I’ve made things all of my life and have worked with cultural textiles since 1988. The marriage of all of my interests come together in how crafts and the arts can promote economic development, both for working artists and for distressed communities around the world. So, I am interested in fair trade, recycling, green architecture and much more.
I grew up in Brazil (1962-1980), went to St. Olaf College in Minnesota (major? Church and State Relations in Brazil. What do you do with that?), lived in Chicago for 20 years, then moved to Paducah, Kentucky in 2005. There is a large and vibrant artist community here and one of my monthly highlights is meeting with my peers, the Paducah Fiber Artists. I spent most of my years in Chicago running retail businesses, gift shops and galleries that sold hand crafted products. I loved the diversity there and have friends from every corner of the world.

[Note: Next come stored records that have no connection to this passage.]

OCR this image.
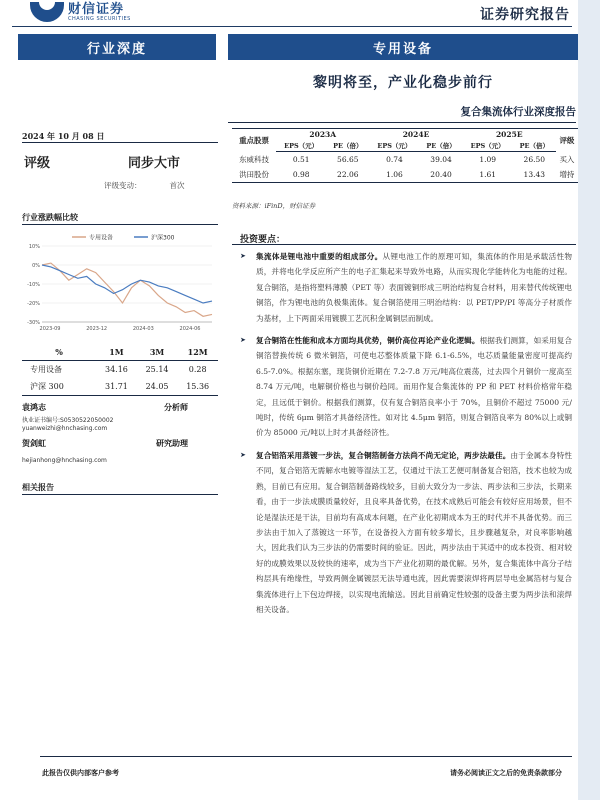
财信证券
CHASING SECURITIES	证券研究报告
行业深度	专用设备
黎明将至，产业化稳步前行
复合集流体行业深度报告
2024 年 10 月 08 日
评级	同步大市
评级变动：	首次
行业涨跌幅比较
专用设备	沪深300
10%
0%
-10%
-20%
-30%
2023-09	2023-12	2024-03	2024-06
%	1M	3M	12M
专用设备	34.16	25.14	0.28
沪深 300	31.71	24.05	15.36
袁鸿志	分析师
执业证书编号:S0530522050002
yuanweizhi@hnchasing.com
贺剑虹	研究助理
hejianhong@hnchasing.com
相关报告
重点股票	2023A		2024E		2025E		评级
	EPS（元）	PE（倍）	EPS（元）	PE（倍）	EPS（元）	PE（倍）	
东威科技	0.51	56.65	0.74	39.04	1.09	26.50	买入
洪田股份	0.98	22.06	1.06	20.40	1.61	13.43	增持
资料来源：iFinD，财信证券
投资要点：
➤ 集流体是锂电池中重要的组成部分。从锂电池工作的原理可知，集流体的作用是承载活性物质，并将电化学反应所产生的电子汇集起来导致外电路，从而实现化学能转化为电能的过程。复合铜箔，是指将塑料薄膜（PET 等）表面镀铜形成三明治结构复合材料，用来替代传统锂电铜箔，作为锂电池的负极集流体。复合铜箔使用三明治结构：以 PET/PP/PI 等高分子材质作为基材，上下两面采用镀膜工艺沉积金属铜层而制成。
➤ 复合铜箔在性能和成本方面均具优势，铜价高位再论产业化逻辑。根据我们测算，如采用复合铜箔替换传统 6 微米铜箔，可使电芯整体质量下降 6.1-6.5%，电芯质量能量密度可提高约 6.5-7.0%。根据东塞，现货铜价近期在 7.2-7.8 万元/吨高位震荡，过去四个月铜价一度高至 8.74 万元/吨，电解铜价格也与铜价趋同。而用作复合集流体的 PP 和 PET 材料价格常年稳定，且远低于铜价。根据我们测算，仅有复合铜箔良率小于 70%，且铜价不超过 75000 元/吨时，传统 6μm 铜箔才具备经济性。如对比 4.5μm 铜箔，则复合铜箔良率为 80%以上或铜价为 85000 元/吨以上时才具备经济性。
➤ 复合铝箔采用蒸镀一步法，复合铜箔制备方法尚不尚无定论，两步法最佳。由于金属本身特性不同，复合铝箔无需解水电镀等湿法工艺，仅通过干法工艺便可制备复合铝箔，技术也较为成熟，目前已有应用。复合铜箔制备路线较多，目前大致分为一步法、两步法和三步法，长期来看，由于一步法成膜质量较好，且良率具备优势，在技术成熟后可能会有较好应用场景，但不论是湿法还是干法，目前均有高成本问题，在产业化初期成本为王的时代并不具备优势。而三步法由于加入了蒸镀这一环节，在设备投入方面有较多增长，且步骤越复杂，对良率影响越大，因此我们认为三步法的仍需要时间的验证。因此，两步法由于其适中的成本投资、相对较好的成膜效果以及较快的速率，成为当下产业化初期的最优解。另外，复合集流体中高分子结构层具有绝缘性，导致两侧金属镀层无法导通电流，因此需要滚焊将两层导电金属箔材与复合集流体进行上下包边焊接，以实现电流输送。因此目前确定性较强的设备主要为两步法和滚焊相关设备。
此报告仅供内部客户参考	请务必阅读正文之后的免责条款部分
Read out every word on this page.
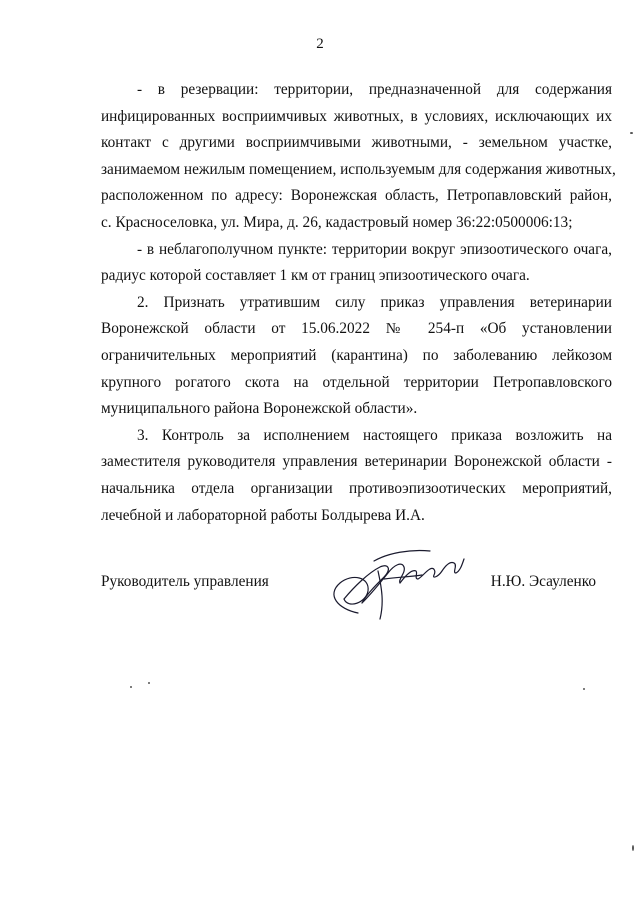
2
- в резервации: территории, предназначенной для содержания
инфицированных восприимчивых животных, в условиях, исключающих их
контакт с другими восприимчивыми животными, - земельном участке,
занимаемом нежилым помещением, используемым для содержания животных,
расположенном по адресу: Воронежская область, Петропавловский район,
с. Красноселовка, ул. Мира, д. 26, кадастровый номер 36:22:0500006:13;
- в неблагополучном пункте: территории вокруг эпизоотического очага,
радиус которой составляет 1 км от границ эпизоотического очага.
2. Признать утратившим силу приказ управления ветеринарии
Воронежской области от 15.06.2022 № 254-п «Об установлении
ограничительных мероприятий (карантина) по заболеванию лейкозом
крупного рогатого скота на отдельной территории Петропавловского
муниципального района Воронежской области».
3. Контроль за исполнением настоящего приказа возложить на
заместителя руководителя управления ветеринарии Воронежской области -
начальника отдела организации противоэпизоотических мероприятий,
лечебной и лабораторной работы Болдырева И.А.
Руководитель управления	Н.Ю. Эсауленко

Now I do both online, spending most of my time at home, setting up products for sale and working on building an international fiber arts and textile community.
I also manage two Etsy shops for two TAFA members: Afghan Tribal Arts and Oshiwa Designs. Afghan Tribal Arts sells textiles and hand carved beads from Afghanistan and Oshiwa is a carving group in Namibia that specializes in textile stamps. The inventory is all housed in my home and shipping can be combined between the three shops.
Oh, and yep! I started TAFA. It was my brainchild, but it has taken off and become a wonderful community, far beyond my expectations! TAFA is a wonderful place, full of eye candy and such a tribute to so many traditions, cultures and history. But, most importantly, each member is a person who contributes in her or his own way, to the preservation of the web that binds us together.
To help preserve textile traditions, to educate the public about the social context of the artists, to empower the people who make them, and to increase market access to small-scale crafters and artists.